Molecular Dynamics Investigation of Oncogenic BRAF Mutations

Abstract

BRAF is one member of the RAF serine/threonine kinase family and a key component of the RAS‐RAF‐MEK‐ERK (MAPK) signaling pathway, controlling cell growth, proliferation, differentiation, migration and survival. BRAF is the most frequently mutated kinase in human cancers, with over 200 mutations discovered, among which V600E and G469A are the most common BRAF mutations. Current therapies with ATP‐competitive inhibitors are potent against BRAFV600E, yet they display “paradoxical activation” and drug resistance toward BRAFG469Aandother non‐V600 BRAF mutants.

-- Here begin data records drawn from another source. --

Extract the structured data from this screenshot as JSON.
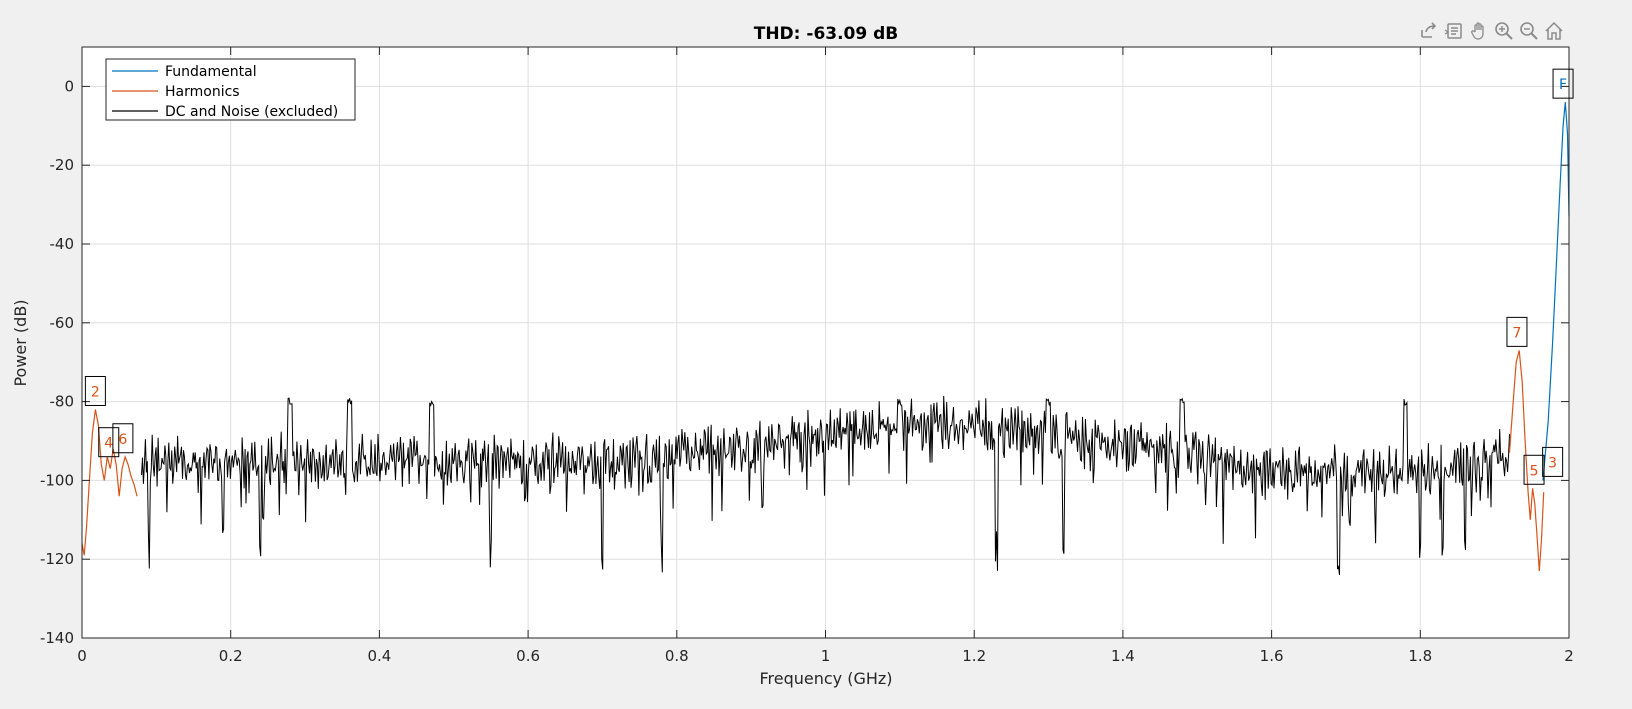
{
  "toolbar": [
    {
      "icon": "export-icon"
    },
    {
      "icon": "data-tips-icon"
    },
    {
      "icon": "pan-icon"
    },
    {
      "icon": "zoom-in-icon"
    },
    {
      "icon": "zoom-out-icon"
    },
    {
      "icon": "home-icon"
    }
  ],
  "chart_data": {
    "type": "line",
    "title": "THD: -63.09 dB",
    "xlabel": "Frequency (GHz)",
    "ylabel": "Power (dB)",
    "xlim": [
      0,
      2
    ],
    "ylim": [
      -140,
      10
    ],
    "xticks": [
      0,
      0.2,
      0.4,
      0.6,
      0.8,
      1,
      1.2,
      1.4,
      1.6,
      1.8,
      2
    ],
    "xtick_labels": [
      "0",
      "0.2",
      "0.4",
      "0.6",
      "0.8",
      "1",
      "1.2",
      "1.4",
      "1.6",
      "1.8",
      "2"
    ],
    "yticks": [
      -140,
      -120,
      -100,
      -80,
      -60,
      -40,
      -20,
      0
    ],
    "ytick_labels": [
      "-140",
      "-120",
      "-100",
      "-80",
      "-60",
      "-40",
      "-20",
      "0"
    ],
    "grid": true,
    "legend_position": "top-left",
    "legend": [
      "Fundamental",
      "Harmonics",
      "DC and Noise (excluded)"
    ],
    "colors": {
      "fundamental": "#0072bd",
      "harmonics": "#d95319",
      "noise": "#000000"
    },
    "series": [
      {
        "key": "fundamental",
        "x": [
          1.965,
          1.972,
          1.978,
          1.983,
          1.988,
          1.992,
          1.995,
          1.998,
          2.0
        ],
        "y": [
          -100,
          -85,
          -65,
          -45,
          -25,
          -10,
          -4,
          -12,
          -33
        ]
      },
      {
        "key": "harmonics_low",
        "x": [
          0,
          0.003,
          0.006,
          0.01,
          0.014,
          0.018,
          0.022,
          0.026,
          0.03,
          0.034,
          0.038,
          0.042,
          0.046,
          0.05,
          0.054,
          0.058,
          0.062,
          0.066,
          0.07,
          0.074
        ],
        "y": [
          -116,
          -119,
          -112,
          -100,
          -88,
          -82,
          -86,
          -96,
          -100,
          -94,
          -97,
          -92,
          -96,
          -104,
          -97,
          -94,
          -96,
          -99,
          -101,
          -104
        ]
      },
      {
        "key": "harmonics_high",
        "x": [
          1.92,
          1.925,
          1.929,
          1.933,
          1.937,
          1.941,
          1.945,
          1.948,
          1.951,
          1.954,
          1.957,
          1.96,
          1.963,
          1.966
        ],
        "y": [
          -93,
          -80,
          -70,
          -67,
          -75,
          -90,
          -103,
          -110,
          -102,
          -106,
          -114,
          -123,
          -115,
          -103
        ]
      },
      {
        "key": "noise",
        "x": [
          0.08,
          1.92
        ],
        "y": [
          -94,
          -80
        ],
        "peaks": [
          0.28,
          0.36,
          0.47,
          1.1,
          1.3,
          1.48,
          1.78
        ],
        "dips": [
          0.09,
          0.19,
          0.24,
          0.55,
          0.7,
          0.78,
          1.23,
          1.32,
          1.69,
          1.8,
          1.83,
          1.86
        ]
      }
    ],
    "annotations": [
      {
        "label": "F",
        "x": 1.992,
        "y": -4,
        "series": "fundamental"
      },
      {
        "label": "2",
        "x": 0.018,
        "y": -82,
        "series": "harmonics"
      },
      {
        "label": "3",
        "x": 1.978,
        "y": -100,
        "series": "harmonics"
      },
      {
        "label": "4",
        "x": 0.036,
        "y": -95,
        "series": "harmonics"
      },
      {
        "label": "5",
        "x": 1.953,
        "y": -102,
        "series": "harmonics"
      },
      {
        "label": "6",
        "x": 0.055,
        "y": -94,
        "series": "harmonics"
      },
      {
        "label": "7",
        "x": 1.93,
        "y": -67,
        "series": "harmonics"
      }
    ]
  }
}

Thus, novel BRAF therapies towards non‐V600 variants are urgently needed. However, the biochemical properties of non‐V600 BRAF mutants and the cause of drug response are unclear due to the lack of structures of BRAF mutants. In this study, we applied molecular dynamics (MD) simulations to investigate the structure, dynamics and functions of oncogenic BRAFG469A, in comparison with BRAFWT and BRAFV600E. For each BRAF type (WT or mutant), MD simulations are carried out for its monomer and dimer with or without 1 or 2 bound vemurafenib in explicit aqueous solution. Our work provides atomic information on mechanism of aberrant activation by G469A mutation, “paradoxical activation” and structural dynamics of the nucleotide pocket, activation loop, and dimer and inhibitor/BRAF interfaces. G469A mutation makes hydrophobic contact between methyl of A469 with alkyl chain of K483 in the binding pocket. This stabilizes the K483‐E501 salt‐bridge, which functions to bring αC‐helix towards the active site. Thus, G469A stabilizes the active conformation by positioning αC‐helix close to the P‐loop through increasingly stabilized salt‐bridge relative to WT and V600E. Consequently, our simulations illustrate inability of vemurafenib to disrupt active conformation of BRAFG469A by separating αC‐helix from the nucleotide binding pocket. This decreased structural fluctuation upon inhibitor binding to one protomer explains the ability of “paradoxical activation” of BRAF dimer through allosteric activation.